Breast Cancer Clinical Trial
Official title:
A Brief Dose Escalation Followed by a Phase 2 Study of RAD001 in Combination With Trastuzumab in HER2-Positive Metastatic Breast Cancer
The purpose of this research study is to determine the safety of RAD001 and the highest dose of this drug that can be given to people with HER2-positive metastatic breast cancer safely in combination with trastuzumab. RAD001 has been used in patients with severe rheumatoid arthritis, in recipients of solid-organ transplants, healthy volunteers and experiments with animals, and information from those other research studies suggest that this RAD001 may help to stop cancer cells from growing abnormally.
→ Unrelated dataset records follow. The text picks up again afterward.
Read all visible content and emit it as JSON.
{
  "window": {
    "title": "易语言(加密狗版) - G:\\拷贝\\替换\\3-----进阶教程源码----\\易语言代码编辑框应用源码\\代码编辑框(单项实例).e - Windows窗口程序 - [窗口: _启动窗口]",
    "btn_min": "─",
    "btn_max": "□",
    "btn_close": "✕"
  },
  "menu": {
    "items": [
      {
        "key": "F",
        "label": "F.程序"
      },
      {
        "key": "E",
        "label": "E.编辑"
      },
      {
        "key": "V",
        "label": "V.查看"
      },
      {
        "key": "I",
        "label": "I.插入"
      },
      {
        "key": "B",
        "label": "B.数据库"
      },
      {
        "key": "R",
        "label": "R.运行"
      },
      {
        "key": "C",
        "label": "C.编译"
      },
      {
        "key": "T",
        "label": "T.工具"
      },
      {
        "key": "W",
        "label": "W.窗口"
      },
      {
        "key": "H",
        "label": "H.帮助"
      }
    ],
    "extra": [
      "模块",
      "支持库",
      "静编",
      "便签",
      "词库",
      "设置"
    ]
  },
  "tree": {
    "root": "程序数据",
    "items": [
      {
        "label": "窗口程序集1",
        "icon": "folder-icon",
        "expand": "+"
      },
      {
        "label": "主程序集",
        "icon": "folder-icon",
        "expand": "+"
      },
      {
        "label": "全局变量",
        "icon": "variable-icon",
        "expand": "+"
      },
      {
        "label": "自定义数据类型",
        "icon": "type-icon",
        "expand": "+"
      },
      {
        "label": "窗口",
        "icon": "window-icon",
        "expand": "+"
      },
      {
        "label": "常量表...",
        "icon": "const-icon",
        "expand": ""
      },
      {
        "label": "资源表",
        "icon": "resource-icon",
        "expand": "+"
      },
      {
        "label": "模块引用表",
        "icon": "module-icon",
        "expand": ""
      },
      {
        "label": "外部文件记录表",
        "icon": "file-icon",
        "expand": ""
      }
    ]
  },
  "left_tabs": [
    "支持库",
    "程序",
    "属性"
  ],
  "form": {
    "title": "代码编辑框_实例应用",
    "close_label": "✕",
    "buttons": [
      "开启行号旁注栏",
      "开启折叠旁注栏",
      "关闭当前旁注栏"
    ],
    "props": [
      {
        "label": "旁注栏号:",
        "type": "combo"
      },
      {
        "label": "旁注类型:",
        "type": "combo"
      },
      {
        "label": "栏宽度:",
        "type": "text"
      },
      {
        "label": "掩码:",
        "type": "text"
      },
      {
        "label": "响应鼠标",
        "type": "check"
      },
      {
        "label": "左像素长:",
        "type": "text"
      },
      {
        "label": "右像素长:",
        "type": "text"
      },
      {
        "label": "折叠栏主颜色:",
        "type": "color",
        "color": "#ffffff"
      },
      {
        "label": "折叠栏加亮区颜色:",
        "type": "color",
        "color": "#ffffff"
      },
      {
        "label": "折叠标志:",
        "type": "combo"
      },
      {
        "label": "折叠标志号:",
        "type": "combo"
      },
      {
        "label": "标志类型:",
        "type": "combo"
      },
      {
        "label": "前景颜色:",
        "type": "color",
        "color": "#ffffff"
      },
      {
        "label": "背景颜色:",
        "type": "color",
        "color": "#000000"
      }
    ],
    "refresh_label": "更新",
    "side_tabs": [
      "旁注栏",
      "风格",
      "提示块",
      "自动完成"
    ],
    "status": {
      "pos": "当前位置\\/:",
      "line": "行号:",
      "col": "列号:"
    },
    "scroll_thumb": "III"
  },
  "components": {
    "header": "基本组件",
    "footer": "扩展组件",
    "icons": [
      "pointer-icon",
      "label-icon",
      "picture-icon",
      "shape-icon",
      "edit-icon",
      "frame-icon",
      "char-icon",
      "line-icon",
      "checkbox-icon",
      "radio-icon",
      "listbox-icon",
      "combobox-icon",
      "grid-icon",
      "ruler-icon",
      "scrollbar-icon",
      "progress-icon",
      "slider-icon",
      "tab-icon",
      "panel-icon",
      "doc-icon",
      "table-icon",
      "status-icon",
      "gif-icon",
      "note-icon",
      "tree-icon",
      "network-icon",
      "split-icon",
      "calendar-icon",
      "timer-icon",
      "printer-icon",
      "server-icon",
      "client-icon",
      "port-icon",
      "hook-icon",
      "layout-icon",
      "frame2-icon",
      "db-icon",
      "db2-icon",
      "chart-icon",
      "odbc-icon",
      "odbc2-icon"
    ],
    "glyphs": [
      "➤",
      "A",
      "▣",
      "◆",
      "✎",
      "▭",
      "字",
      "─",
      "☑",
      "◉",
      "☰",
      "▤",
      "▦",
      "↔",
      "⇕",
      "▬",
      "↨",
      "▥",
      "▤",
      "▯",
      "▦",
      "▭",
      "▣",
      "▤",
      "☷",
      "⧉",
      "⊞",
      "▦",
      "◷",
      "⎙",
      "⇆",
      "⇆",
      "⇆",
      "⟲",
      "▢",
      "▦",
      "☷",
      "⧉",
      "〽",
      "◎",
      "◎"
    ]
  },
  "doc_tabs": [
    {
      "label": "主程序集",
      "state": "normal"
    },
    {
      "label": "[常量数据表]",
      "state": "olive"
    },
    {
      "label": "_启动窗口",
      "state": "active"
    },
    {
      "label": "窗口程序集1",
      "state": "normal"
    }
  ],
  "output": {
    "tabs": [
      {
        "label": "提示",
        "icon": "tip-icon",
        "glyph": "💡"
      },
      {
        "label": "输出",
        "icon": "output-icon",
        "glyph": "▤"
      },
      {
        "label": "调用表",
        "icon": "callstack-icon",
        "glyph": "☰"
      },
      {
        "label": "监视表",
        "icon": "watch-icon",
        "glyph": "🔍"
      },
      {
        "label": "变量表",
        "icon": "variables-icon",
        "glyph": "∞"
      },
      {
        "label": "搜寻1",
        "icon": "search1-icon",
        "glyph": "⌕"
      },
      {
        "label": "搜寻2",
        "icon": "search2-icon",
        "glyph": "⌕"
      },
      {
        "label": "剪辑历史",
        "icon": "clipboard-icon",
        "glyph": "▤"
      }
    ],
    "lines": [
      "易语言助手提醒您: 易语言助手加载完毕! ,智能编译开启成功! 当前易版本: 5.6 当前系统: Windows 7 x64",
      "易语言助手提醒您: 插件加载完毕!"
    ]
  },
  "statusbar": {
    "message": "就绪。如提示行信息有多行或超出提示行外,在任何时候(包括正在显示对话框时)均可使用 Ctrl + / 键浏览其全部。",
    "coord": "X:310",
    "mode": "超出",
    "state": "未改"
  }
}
- Since we are looking for the dose of RAD001 that can be given safely in combination
with trastuzumab, not everyone will receive the same amount of RAD001. Small groups of
participants will be enrolled at a certain dose of RAD001 and if they tolerate the
medications well, the next small group will receive a higher dose. This will continue
until the optimal dose of RAD001 that can be given in combination with trastuzumab is
found.
- Blood will be drawn on days 1, 2, 8, and 15 of the first cycle of treatment and then
once at every 4 cycles for everolimus pharmacokinetics analysis.
- There is an optional tissue biopsy component to this study asking for 2 biopsies
performed pre-treatment and after the cycle one.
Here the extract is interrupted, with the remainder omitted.